Le coordinate necessarie per strutturare questa etica dell'infinito sono offerte dall'antropologia cristiana dell'immagine. L'immagine, infatti, in se stessa, è un limite. Non è l'archetipo, non è l'originale. Ma essa è sempre in rapporto con l'archetipo e con l'originale. La creatura è sempre in rapporto con il Creatore. L'uomo immagine è in se stesso un limite. Un limite verso l'alto, perché non è Dio, è un essere che sfida gli dei, secondo Eschilo, un essere che parla degli dei, secondo Platone, un essere che parla a Dio, secondo S. Agostino. E' dalla parte di Dio. E' vicino a Dio, parla con Lui, sfida il suo divieto, ma non è Dio. Però è immagine di Dio, cioè deriva da Dio, dipende da
Dio. Per capire l'uomo bisogna partire da Dio. L'immagine ha in se stessa qualcosa di fragile, di debole, di corruttibile, ma allo stesso tempo ha una valenza di eternità. Essa respinge sia il dualismo ontologico, che divide l'uomo in due sostanze, che il monismo materialistico, che lo riduce alla sola materia, al cosiddetto uomo neuronale. L'uomo è immagine di Dio in tutta la sua realtà fisica e spirituale, ed è, a priori, un essere responsabile verso Dio e creato per Lui. Proprio in base a questa sua somiglianza divina, che costituisce la sua vera dignità, egli è fondamentalmente diverso da tutto il mondo infraumano. Il punto di partenza per l'etica dell'infinito promossa dall'antropologia dell'immagine è il limite più significativo della storia umana: l'incarnazione del Figlio di Dio.

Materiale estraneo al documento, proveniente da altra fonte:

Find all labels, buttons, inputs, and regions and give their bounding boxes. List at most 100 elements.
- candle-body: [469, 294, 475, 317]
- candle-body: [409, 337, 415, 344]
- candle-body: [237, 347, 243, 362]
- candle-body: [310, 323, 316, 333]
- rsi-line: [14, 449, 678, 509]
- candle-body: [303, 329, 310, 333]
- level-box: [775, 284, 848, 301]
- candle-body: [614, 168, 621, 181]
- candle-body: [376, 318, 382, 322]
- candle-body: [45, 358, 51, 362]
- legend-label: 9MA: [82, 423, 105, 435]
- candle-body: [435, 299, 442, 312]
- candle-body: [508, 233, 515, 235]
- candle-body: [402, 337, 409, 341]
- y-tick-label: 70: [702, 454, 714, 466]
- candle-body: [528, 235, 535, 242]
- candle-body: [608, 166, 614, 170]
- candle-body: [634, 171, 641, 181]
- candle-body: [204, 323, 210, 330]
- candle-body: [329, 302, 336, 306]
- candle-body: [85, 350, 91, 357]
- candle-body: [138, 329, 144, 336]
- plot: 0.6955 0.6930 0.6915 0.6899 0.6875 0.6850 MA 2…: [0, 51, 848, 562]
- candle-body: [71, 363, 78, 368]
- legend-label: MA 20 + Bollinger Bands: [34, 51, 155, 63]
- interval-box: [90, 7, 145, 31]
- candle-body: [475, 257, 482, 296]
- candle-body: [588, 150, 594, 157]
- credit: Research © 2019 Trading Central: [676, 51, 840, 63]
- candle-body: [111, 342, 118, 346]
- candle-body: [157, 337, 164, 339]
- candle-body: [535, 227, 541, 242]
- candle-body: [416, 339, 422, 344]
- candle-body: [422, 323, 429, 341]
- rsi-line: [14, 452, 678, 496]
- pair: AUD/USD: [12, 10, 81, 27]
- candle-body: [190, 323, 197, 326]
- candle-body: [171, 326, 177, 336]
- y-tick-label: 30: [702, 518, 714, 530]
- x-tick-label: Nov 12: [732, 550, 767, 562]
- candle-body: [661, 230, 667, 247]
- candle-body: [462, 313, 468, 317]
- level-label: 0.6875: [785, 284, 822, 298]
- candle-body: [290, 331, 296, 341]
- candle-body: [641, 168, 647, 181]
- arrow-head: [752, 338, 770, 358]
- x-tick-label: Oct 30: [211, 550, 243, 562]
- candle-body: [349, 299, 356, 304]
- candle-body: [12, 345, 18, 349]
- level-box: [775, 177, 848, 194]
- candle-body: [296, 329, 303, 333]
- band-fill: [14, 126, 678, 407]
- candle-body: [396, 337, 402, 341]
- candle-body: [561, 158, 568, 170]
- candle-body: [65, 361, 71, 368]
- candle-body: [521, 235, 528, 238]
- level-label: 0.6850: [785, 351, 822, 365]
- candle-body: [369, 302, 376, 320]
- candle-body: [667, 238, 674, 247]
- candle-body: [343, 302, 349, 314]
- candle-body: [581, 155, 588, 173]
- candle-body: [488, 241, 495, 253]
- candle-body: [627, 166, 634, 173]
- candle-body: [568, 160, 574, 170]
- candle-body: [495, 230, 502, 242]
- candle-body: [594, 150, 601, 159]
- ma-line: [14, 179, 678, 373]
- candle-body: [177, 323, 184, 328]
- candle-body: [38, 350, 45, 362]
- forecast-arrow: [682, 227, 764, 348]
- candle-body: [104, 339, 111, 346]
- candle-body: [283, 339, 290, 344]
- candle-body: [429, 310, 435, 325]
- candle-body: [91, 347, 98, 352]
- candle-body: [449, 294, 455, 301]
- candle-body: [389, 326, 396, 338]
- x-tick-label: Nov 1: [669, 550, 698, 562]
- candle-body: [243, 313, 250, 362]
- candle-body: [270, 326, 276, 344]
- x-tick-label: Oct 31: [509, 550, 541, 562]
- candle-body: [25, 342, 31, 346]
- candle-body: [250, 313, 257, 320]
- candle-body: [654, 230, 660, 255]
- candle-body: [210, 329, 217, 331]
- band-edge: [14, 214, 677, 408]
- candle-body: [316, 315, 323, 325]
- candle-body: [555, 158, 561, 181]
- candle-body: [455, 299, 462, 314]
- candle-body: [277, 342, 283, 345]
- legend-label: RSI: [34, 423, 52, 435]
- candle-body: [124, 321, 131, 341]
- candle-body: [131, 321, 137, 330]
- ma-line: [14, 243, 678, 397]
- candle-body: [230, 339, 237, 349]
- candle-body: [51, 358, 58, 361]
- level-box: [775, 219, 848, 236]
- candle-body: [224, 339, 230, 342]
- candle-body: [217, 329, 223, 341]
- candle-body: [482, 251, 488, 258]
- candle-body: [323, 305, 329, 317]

Lo specifico della tradizione cristiana è, infatti, l'umanazione di Dio, chiamata dall'evangelista Giovanni "incarnazione", cioè il divenire ciò che è più lontano da Dio, il divenire carne, ossia ciò che accomuna l'uomo con l'animale, ciò che è destinato alla corruttibilità, alla morte. La storia umana ha accettato miti in base ai quali un uomo è diventato dio, perché questa possibilità esalta la potenza dell'uomo, ma non ha trovato facile ammettere che un Dio diventi uomo, perché questa eventualità deprime la potenza di Dio. La difesa dell'umanità di Gesù è stata molto più difficile della difesa della sua divinità. Ora, Gesù ha assunto il limite umano, per superarlo dal di dentro. Ha assunto l'umanità per divinizzarla, per seminare in ogni suo frammento germi nascosti di eternità. Gesù, nell'accettare il limite della natura umana, ha trasformato questa natura umana in una promessa di salvezza. Dopo l'evento della sua risurrezione, la promessa di salvezza umana non è più un'utopia. La risurrezione di Gesù dai morti ha offerto una prolessi di questa salvezza, trasformando l'utopia in speranza, l'"occidente" in "oriente", la morte in vita.